Als mein Hund Barry starb
Die Freude
Allerseelen
Auf den Tod des 88j. Friedrich U.
Weih-Nacht
Für einst
Befreiung
Treuer Rat
"Leier und Schwert"
Walther von der Vogelweide
Goethe
Odin und Gunnlöd

Musik

Nachhall eines Musikabends

"Nach dem Fall der Welt"
Benennen sie selbst ihr nüchternes Jetzt;
Vordem war Eden,
Sonnenschein, selige Augen,
Liebe voll Frieden
Und Treue.

Sei's! Wir fühlen es nimmer,
Fühlen nur Leiden
Blutige Spur durch zuckende Herzen
Ruhelos pflügen —
Leiden niederen Loses,
Lähmender Schalheit.

Das Reich ist des Alltags;
Blass ist der Himmel, und widerlich sticht
Das Sönnlein Klugheit herab
In der Menschheit trübes Gesicht.

Brot ist ihr Gott
Und Tod ihr Gespenst,
Hohn die andere, große,
Ewige Sonne droben;
Wertlos das milde,
Über die Welt
Mit Mutteraugen geneigte
Antlitz der Nacht.

Seltsam zuweilen nur
Brennt, eine lebende Fackel, Einer —
Innen verzehrt von der Sehnsucht,
Zu schaffen die Welt,
Die nur er sieht,
Sieht und vernimmt.

Einsam geht er,
Wo Weg nicht gebrochen,
Steg nicht der Anderen führt.
Wirr allen Kleinen,
Stürzt ihm Gesang aus der Seele,
Hoch und gewaltig herab,
Flutenbraus gleich aus den Schlünden der Felsen:

Urlaut der Qual,
Wie er dem Chaos entstöhnte,
Knirschen der Geister,
Die in den erzenen Banden
Hangen, brechenden Auges;
Jauchzen Erlöster,
Die aus den Kerkern schweben,
Todüber, anderen Sternen zu,
Und der geruhige, schlichte,
Klar hinschwellende Strom
Furchtloser Stimmen
Gläubigen Mutes.

Nicht, von den hehren Klängen ergriffen,
Feiert der Alltag und will sich besinnen;
Sein ewiger Trott
Stapft unbeirrbar
Zum Tiktak im Kreise.
Einzeln lauscht ein edleres Herz,
Irgendwo heimlich
Tränt ein sinnendes Auge,
Oder im Schatten
Tief an die Brust
Neigt sich entsagend ein Haupt.

Fern aber taucht an den Säumen
Irdischer Welt,
Sichtbar dem Sänger, sein himmlischer Trost
Und erfrischender Anblick,
Ein silberner Strand aus den Fluten,
Weht es von Auen
Kühlevoll her.
Geister, in linde Wehmut versunken,
Hergewandt nicht
Und nicht abgewandt zürnend,
Wandeln vorüber,
Ganz ihres Innern erfüllt:
Brüder, in Eden freundlich-verblieben;
Kinder des Lichtes,
Friedlicher Liebe selig-zufrieden —
Die wir gewesen,
Die wir nicht werden
Wieder auf Erden . . .!

Auf den Tod meines Vaters

                      I.

Ich hielt in meiner Hand die deine,
Auf die der Tau des Todes sank,
Indessen, bleich vom Todesscheine,
Dein Mund den letzten Odem trank.

Und wie die Brust, die Brust sich mühte
Um einen Hauch!

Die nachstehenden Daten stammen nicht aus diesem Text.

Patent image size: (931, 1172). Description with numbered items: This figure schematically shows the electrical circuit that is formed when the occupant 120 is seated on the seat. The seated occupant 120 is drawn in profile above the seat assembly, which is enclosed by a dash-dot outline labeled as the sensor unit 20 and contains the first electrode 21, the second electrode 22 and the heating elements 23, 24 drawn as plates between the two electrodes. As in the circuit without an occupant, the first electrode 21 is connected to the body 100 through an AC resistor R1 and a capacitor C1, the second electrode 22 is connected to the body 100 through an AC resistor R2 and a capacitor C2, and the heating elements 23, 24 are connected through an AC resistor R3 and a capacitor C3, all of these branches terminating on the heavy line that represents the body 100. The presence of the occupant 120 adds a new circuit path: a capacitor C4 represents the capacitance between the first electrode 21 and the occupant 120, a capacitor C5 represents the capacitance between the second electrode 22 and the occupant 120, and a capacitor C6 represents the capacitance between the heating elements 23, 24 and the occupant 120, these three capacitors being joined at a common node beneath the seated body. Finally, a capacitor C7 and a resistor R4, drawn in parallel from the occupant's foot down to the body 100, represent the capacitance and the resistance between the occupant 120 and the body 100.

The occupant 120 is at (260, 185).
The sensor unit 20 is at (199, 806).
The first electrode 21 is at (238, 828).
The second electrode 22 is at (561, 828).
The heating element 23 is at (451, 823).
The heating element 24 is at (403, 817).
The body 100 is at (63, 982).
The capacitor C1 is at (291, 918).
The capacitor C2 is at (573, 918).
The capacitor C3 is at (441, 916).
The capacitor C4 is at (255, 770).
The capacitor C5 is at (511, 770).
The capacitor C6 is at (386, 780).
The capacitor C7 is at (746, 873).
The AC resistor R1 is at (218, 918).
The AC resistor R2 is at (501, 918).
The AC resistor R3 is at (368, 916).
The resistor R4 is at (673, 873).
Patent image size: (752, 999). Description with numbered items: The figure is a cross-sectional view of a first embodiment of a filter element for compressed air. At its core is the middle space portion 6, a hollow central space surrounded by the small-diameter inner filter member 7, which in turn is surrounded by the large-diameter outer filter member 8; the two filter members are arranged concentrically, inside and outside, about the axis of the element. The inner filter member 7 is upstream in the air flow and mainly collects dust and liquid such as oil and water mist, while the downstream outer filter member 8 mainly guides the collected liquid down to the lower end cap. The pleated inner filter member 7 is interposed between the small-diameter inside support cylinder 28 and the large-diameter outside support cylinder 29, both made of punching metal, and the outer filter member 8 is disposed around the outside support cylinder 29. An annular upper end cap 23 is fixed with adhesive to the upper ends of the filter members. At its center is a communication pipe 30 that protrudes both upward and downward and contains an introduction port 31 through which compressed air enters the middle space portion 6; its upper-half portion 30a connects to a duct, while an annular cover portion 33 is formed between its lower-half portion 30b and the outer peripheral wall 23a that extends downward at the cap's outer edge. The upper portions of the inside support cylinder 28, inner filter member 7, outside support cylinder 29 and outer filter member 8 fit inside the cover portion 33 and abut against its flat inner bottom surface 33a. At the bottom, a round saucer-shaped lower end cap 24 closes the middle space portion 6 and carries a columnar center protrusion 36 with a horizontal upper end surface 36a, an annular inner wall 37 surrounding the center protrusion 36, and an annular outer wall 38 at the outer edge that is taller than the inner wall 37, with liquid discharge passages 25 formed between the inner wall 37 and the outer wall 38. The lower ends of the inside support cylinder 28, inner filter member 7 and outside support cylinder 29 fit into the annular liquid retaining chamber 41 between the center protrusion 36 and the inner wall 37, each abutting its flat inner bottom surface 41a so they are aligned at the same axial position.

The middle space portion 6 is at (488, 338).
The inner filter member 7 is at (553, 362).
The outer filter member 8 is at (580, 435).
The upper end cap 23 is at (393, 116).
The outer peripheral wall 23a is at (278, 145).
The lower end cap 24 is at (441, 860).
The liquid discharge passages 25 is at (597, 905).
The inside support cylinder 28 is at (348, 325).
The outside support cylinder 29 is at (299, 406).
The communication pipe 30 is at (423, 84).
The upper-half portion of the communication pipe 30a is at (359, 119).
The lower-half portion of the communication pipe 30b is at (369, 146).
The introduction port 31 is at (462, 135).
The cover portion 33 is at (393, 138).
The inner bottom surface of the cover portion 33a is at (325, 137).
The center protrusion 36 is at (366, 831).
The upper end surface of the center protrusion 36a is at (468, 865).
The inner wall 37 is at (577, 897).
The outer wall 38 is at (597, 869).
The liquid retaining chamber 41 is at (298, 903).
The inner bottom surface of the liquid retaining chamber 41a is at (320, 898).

O, ich empfand,
Daß er als Liebe noch durchglühte,
Als letzte Liebe meine Hand.

Und daß er rann in meine Adern,
Und daß er stieg in meine Stirn',
Und daß ein Krampf, ein wildes Hadern,
Ein Brand aufschlug in meinem Hirn:

All' diese Qualen nur, daß werde
Ein Staub, den er auf Wucher gab,
Zurückbezahlt dem Geiz der Erde,
In seine off'ne Hand, das Grab . . .!


                      II.

Dein Sarg stand neben mir, und vor ihm psalternd
Der Bonzen wohlbezahlte Drei;
Der Eine würdiger, weil selbst schon alternd,
Feist, teilnahmslos die andern Zwei.

Der Alte näselnd, nickend seine Leier,
Die jungen nur auf's Stichwort wach,
Sonst glotzten sie wie fette Felsengeier
Dem Reste ihres Schläfchens nach . . .

Mir sank der Schmerz und stieg die Wut zu Häupten;
Doch wie ich wende mein Gesicht,
Verletzt von diesen biedern Wohlbeleibten,
Erschau' ich knie'n im schrägen Licht,

Das golden niederfällt an dem Altare,
Ein Kind, ein Mädchen, ärmlich, klein,
Großäugig staunend auf die hohe Bahre,
Gefaltet seine Händelein.

Wie jene Kalten, tönend, nicht vermögen,
Das deiner würdige Gebet,
Von dieser Kinderlippen leisem Regen
Zu deinem Sarge weht!

                 III.

Und wieder seh' ich wallen
Die Flocken all' herab,
Sie wallen und sie fallen
Auf meines Vaters Grab.

Sie haben mich geleitet
Nun schon bei manchem Leid
Still-linde d'rauf gebreitet
Das Tuch der Ewigkeit.

Sie bleiben auch schon hangen
Ganz leicht in meinem Haar,
Was ist die Zeit vergangen,
Daß ich ein Knabe war!

Und weiß nur eines eben
Zu sagen: Unser Weh
Wird müssen sein im Leben,
Wie sein muß dieser Schnee.


Die Seele und das Glück

Armseelchen kauert an der Brück',
Es wartet und wartet auf das Glück.

Da kommt ein altes Weib heran,
Das lächelt und deutet die Zeile hinan:

"Lieb' Seelchen, hörst du den himmlischen Klang,
Die Harfen, die Pfeifen, den Elfengesang?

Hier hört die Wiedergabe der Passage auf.